Economic concerns have weakened the profit outlook for electronic vehicles, according to a KPMG survey of industry executives. Optimism in China is the exception.

Auto executives are less confident that the electronic vehicle (EV) industry will achieve more profitable growth over the next five years due to concerns about the global economy and rising costs, according to KPMG’s 24th annual global automotive executive survey. Extreme confidence fell across the board in Japan (32 percent to 10 percent), Western Europe (31 percent to 24 percent) and the US (48 percent to 43 percent).

The forecasted timeline for achieving cost parity with conventional cars (excluding subsidies) has also lengthened. 66 percent of respondents said that parity could be met by 2030, down from 70 percent last year.

Supply Chain

Following disruptions in recent years, executives expressed concerns about supply chain management, shifting from «just in time» to «just in case» models. 

«Companies are pursuing a wide range of strategies to build resilience and things are far better than two years ago. Still, there is a high level of concern about the continuity of supply for many commodities and components over the next five years,» the report said.

China Stands Out

In contrast, auto executives in China stand out as being exceptionally optimistic. Extreme confidence in profitable growth in the next five years rose from 28 percent to 36 percent. 87 percent of Chinese OEM executives expect parity with conventional cars by 2030, up from 71 percent last year. And the second-largest economy is also less concerned about supply chain risks.

«Chinese executives are considerably less worried about continuity of supply, because the country has been setting much of the supply of key commodities, particularly raw materials for EV batteries and EV components,» the report explained.

Tech Challenges

On technology, auto executives felt less prepared than the previous year for advanced technologies (12 percent, down from 22 percent in 2023) such as artificial intelligence, digital twins, and advanced robotics.

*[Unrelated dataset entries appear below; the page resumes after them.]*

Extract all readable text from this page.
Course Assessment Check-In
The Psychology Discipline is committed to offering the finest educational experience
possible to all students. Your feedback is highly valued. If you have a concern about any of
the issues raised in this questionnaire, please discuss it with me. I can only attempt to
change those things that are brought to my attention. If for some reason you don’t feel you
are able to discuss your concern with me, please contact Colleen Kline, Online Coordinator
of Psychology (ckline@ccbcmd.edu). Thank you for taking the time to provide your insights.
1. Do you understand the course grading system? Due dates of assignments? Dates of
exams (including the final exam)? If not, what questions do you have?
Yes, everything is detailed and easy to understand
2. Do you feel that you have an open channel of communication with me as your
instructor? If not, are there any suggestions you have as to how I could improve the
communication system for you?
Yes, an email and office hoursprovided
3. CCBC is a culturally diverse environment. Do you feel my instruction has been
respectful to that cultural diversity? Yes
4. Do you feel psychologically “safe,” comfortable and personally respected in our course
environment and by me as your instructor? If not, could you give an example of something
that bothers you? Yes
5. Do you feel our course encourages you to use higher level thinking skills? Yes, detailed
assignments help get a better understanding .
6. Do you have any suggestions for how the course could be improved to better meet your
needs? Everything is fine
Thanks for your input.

The report also noted concerns about automotive cybersecurity. While executives are confident about adequate cybersecurity and customer data protection, KPMG underlined that they may be «over-confident».

Leading Brands

Despite the emergence of new models by established brands, respondents still expect Tesla to remain on top. More European executives predict that the American EV giant will continue to be a leader through 2030 while fewer foresee that BMW and Audi will dominate. In addition, executives also expect tech giants, such as Apple, Google, Samsung and Baidu, to enter the market. 

KPMG’s survey was conducted in October 2023 with 1,041 executives in the automotive and adjacent industries. Respondents worked at companies with at annual sales of least $1 billion (323), $500 million to $1 billion (238) and under $500 million (459). 30 countries and territories were represented from Africa, Asia, Europe, Latin America, Middle East, and North America with the US (277) and China (154) accounting for the largest pools.